Onto another topic, you had replied to me in the past when I asked if you can connect strings up in parallel. I believe you mentioned don’t do that. They should always be in series.

I have run 4 or 5 strings running in parallel without issue. However, I only run the sample .epe files that are posted on the site.

That said, how does the expansion board configure the output? If I attach 5 individual apa102 strings what does the PB see it as? Since each string is addressable wouldn’t that mimic a parallel configuration?

For the 102 or 9822 pixels on the expansion board would I share the clock signals?

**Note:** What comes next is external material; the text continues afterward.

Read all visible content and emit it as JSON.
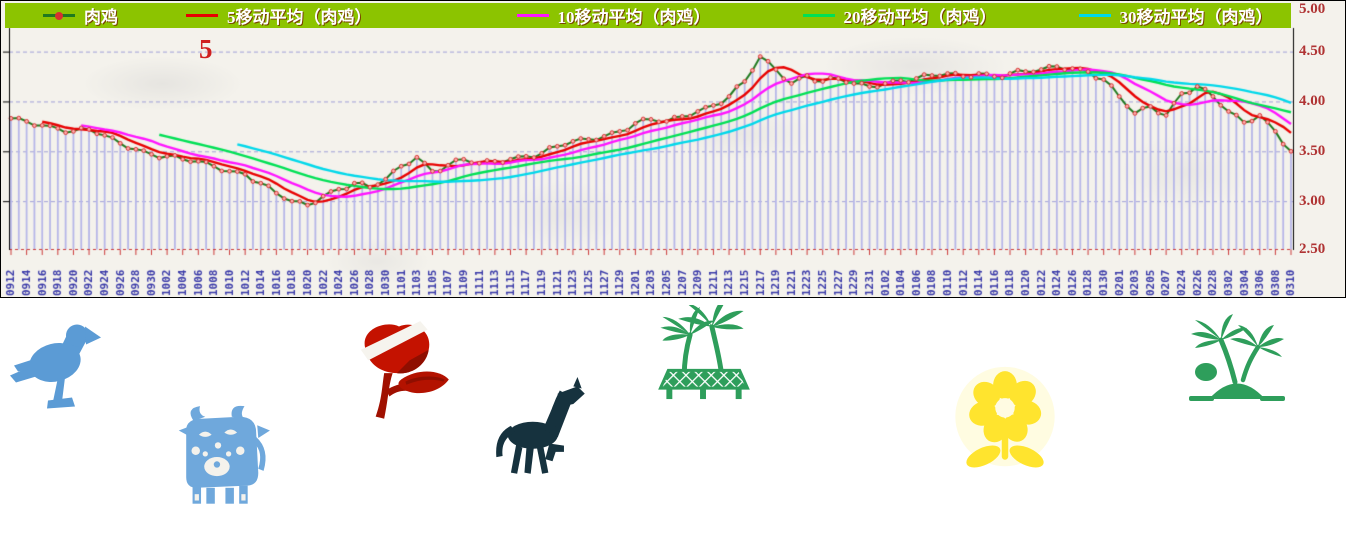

For example, if I were to attach 7 strings that leaves one port (3 solder pads) that could be configured for the clock signals. There are three pads to source the clock signal but 7 strings of pixels. Would I share the clock signal to all 7 strings? After some experimenting it looks like only the one pad that is typically used for data is used for clock. It appears that one solder pad is shared for the other 6 strings.

I hope that makes sense.

Thanks again for your help.

Don.

Great!

If I said, that, sorry - I actually have a project I’m doing lots in parallel with right now. I know that it can glitch out in certain circumstances that can be hard to predict, especially with longer wire runs. If it becomes a problem, you can always use a SPI repeater or the expansion board.

You assign how each of the output channels is numbered, so that Pixelblaze still sees them as one long serial string (from an index perspective). You can technically skip some addresses (and I don’t remember if lets you repeat / parallel addresses). When I use it to replicate the same pattern on multiple strips or strands, I commonly do this in software.

Imagine I had 3 strips of 5 lights, and I wanted them to act as if they were parallel wired. Their actual index addresses would be configured in the expander setup page to go from 0 to 14 (0…4, 5…9, 10…14). I might write some code that makes sure the same color is rendered on pixels 0, 5, and 10 (and 1, 6, 11, etc).

Yes - since it has eight channels, you configure one of the channels to be the APA102 clock that’s shared / parallel across all APA102 outputs. That leaves up to seven APA102 data lines.

Hi Jeff,

Awesome, Thanks so much for the input. Looking through past messages it wasn’t you that had replied . It was Scruffynerf. I ended up having to order two new Pico boards. One of the strings was reversed from the other so the power was backwards. It smoked the Pico board. That’s what I get for assuming all of the pixel strips are wired alike. They aren’t!
For anyone else reading this make sure you check your power polarities on the strips that you may be mixing. I think I was mixing apa102 with Sk9822 from different sources.